Dodgers take Game 3 from Brewers, sit one win away from NL Pennant

Los Angeles Dodgers pitcher Roki Sasaki (11) reacts against the Milwaukee Brewers in the ninth during game three of the NLCS round for the 2025 MLB playoffs at Dodger Stadium.
Los Angeles Dodgers pitcher Roki Sasaki (11) reacts against the Milwaukee Brewers in the ninth during game three of the NLCS round for the 2025 MLB playoffs at Dodger Stadium.

LOS ANGELES — This is the version of the Dodgers everyone feared. The one with the billion-dollar roster, the elite arms, the bottomless bullpen depth. The one that doesn't blink.

With a 3-1 victory over the Brewers in Game 3 of the National League Championship Series, the Dodgers are now one win away from their fifth World Series appearance in the last eight seasons. They lead the series 3-0, and the only question now is whether Milwaukee can avoid a sweep — or whether Shohei Ohtani, scheduled to pitch Game 4 on Friday night, will send them into the offseason.

And fittingly, it was Ohtani — slumping and scrutinized — who ignited Game 3.

Ohtani was mired in a brutal stretch: 2-for-25 with 12 strikeouts, and no extra-base hits since Game 1 of the Wild Card round. That streak ended in the bottom of the first when Ohtani turned a one-handed swing into a leadoff triple down the right-field line.

The next batter, Mookie Betts — hitless in October against left-handers — doubled him home. Just like that, the Dodgers were on the board. Just like that, the heart of their order was alive.

Aaron Ashby, Milwaukee’s left-handed opener, faced four batters. He retired one batter, Will Smith, walked one, and gave up two extra-base hits. His day was over after just ⅓ of an inning.

It was a glimpse into just how relentless this Dodgers lineup can be when the stars are clicking.

The Brewers tied it in the second, when Caleb Durbin hit a one-out triple and scored on Jake Bauers' single — Milwaukee’s first hit on a non-fastball in the entire series. But Tyler Glasnow didn’t unravel. He responded by striking out the side in the third and continued to navigate a high-wire act into the sixth.

Glasnow’s final line: 5.2 innings, one run, three hits, three walks, eight strikeouts. It was another strong postseason start for a rotation that now boasts a 1.54 ERA in October.

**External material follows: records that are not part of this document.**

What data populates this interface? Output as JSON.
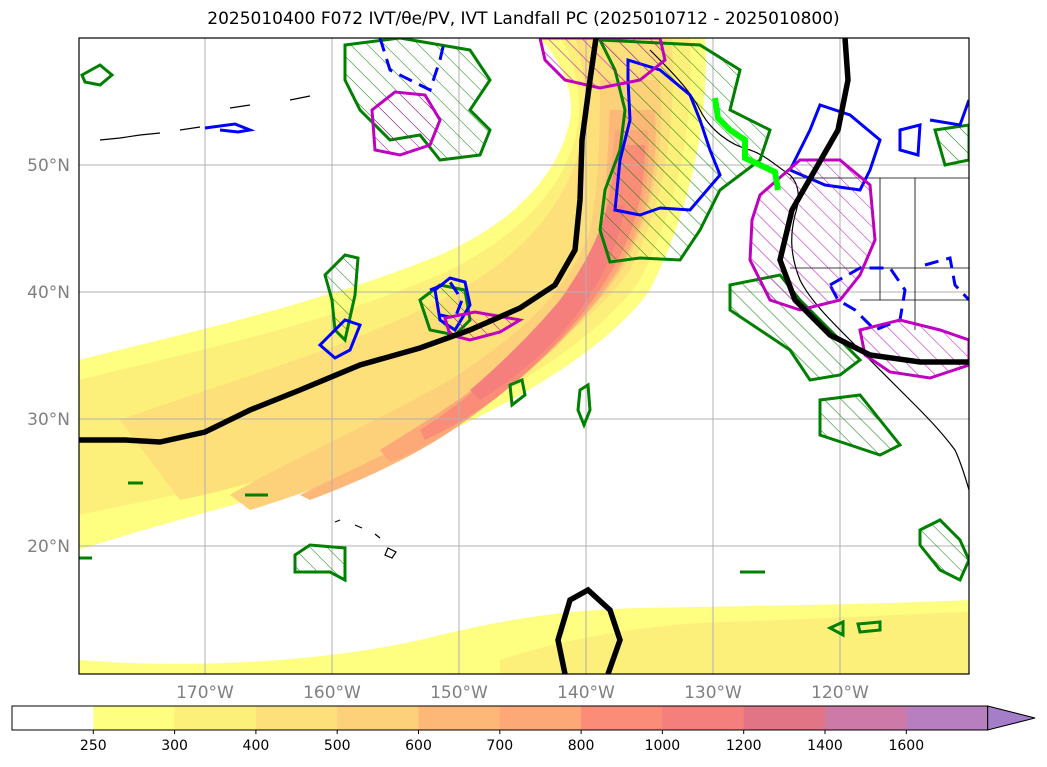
{
  "title": "2025010400 F072 IVT/θe/PV, IVT Landfall PC (2025010712 - 2025010800)",
  "lat_labels": [
    "50°N",
    "40°N",
    "30°N",
    "20°N"
  ],
  "lon_labels": [
    "170°W",
    "160°W",
    "150°W",
    "140°W",
    "130°W",
    "120°W"
  ],
  "colorbar": {
    "ticks": [
      "250",
      "300",
      "400",
      "500",
      "600",
      "700",
      "800",
      "1000",
      "1200",
      "1400",
      "1600"
    ],
    "colors": [
      "#ffffff",
      "#fefe80",
      "#fdf07a",
      "#fde07a",
      "#fdd07a",
      "#fdb877",
      "#fca877",
      "#fb8c78",
      "#f57f7c",
      "#e17485",
      "#cd7aa8",
      "#b77ec0",
      "#a47ec8"
    ]
  },
  "colors": {
    "ivt_contour": "#000000",
    "pv_hatch": "#008000",
    "theta_e_positive": "#0000ff",
    "pc_magenta": "#c000c0",
    "landfall": "#00ff00"
  }
}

When Glasnow walked Andrew Vaughn with two outs in the sixth, Dave Roberts turned to Alex Vesia, who quickly got rid of Sal Frelick with a three-pitch strikeout.

From there, the Dodgers’ beleaguered bullpen — much maligned during the regular season — slammed the door. Blake Treinen tiptoed through trouble in the seventh. Anthony Banda needed just 10 pitches for a clean eighth. And in the ninth, Roki Sasaki, the 23-year-old flamethrower, closed it out with efficiency: 13 pitches, one strikeout, his third save of the postseason.

The turning point came in the bottom of the sixth. With the game tied 1-1, Will Smith singled and Freddie Freeman drew a savvy walk after a pitch-clock chess match with Jacob Misiorowski, the Brewers’ electric rookie reliever who had struck out eight of the first 15 batters he faced.

That brought up Tommy Edman, who delivered the moment of the night — a go-ahead RBI single that gave the Dodgers a 2-1 lead. A few pitches later, it was 3-1, thanks to a costly error: Brewers reliever Abner Uribe airmailed a pickoff throw, allowing Freeman to score from third.

In a series where margins are thin and every mistake is magnified, the Dodgers took advantage. And that was enough. They’ve now won eight of nine games this postseason. They’ve held opponents to three runs or fewer in all but one game. Their bullpen — left for dead earlier this year — has allowed just two runs in its last 16 innings.

They're doing it with dominant pitching. With clutch hitting. With timely defense. With the stars finally playing like stars. Friday night, they’ll hand the ball to Ohtani, who may be just one win away from pitching the Dodgers back into the World Series.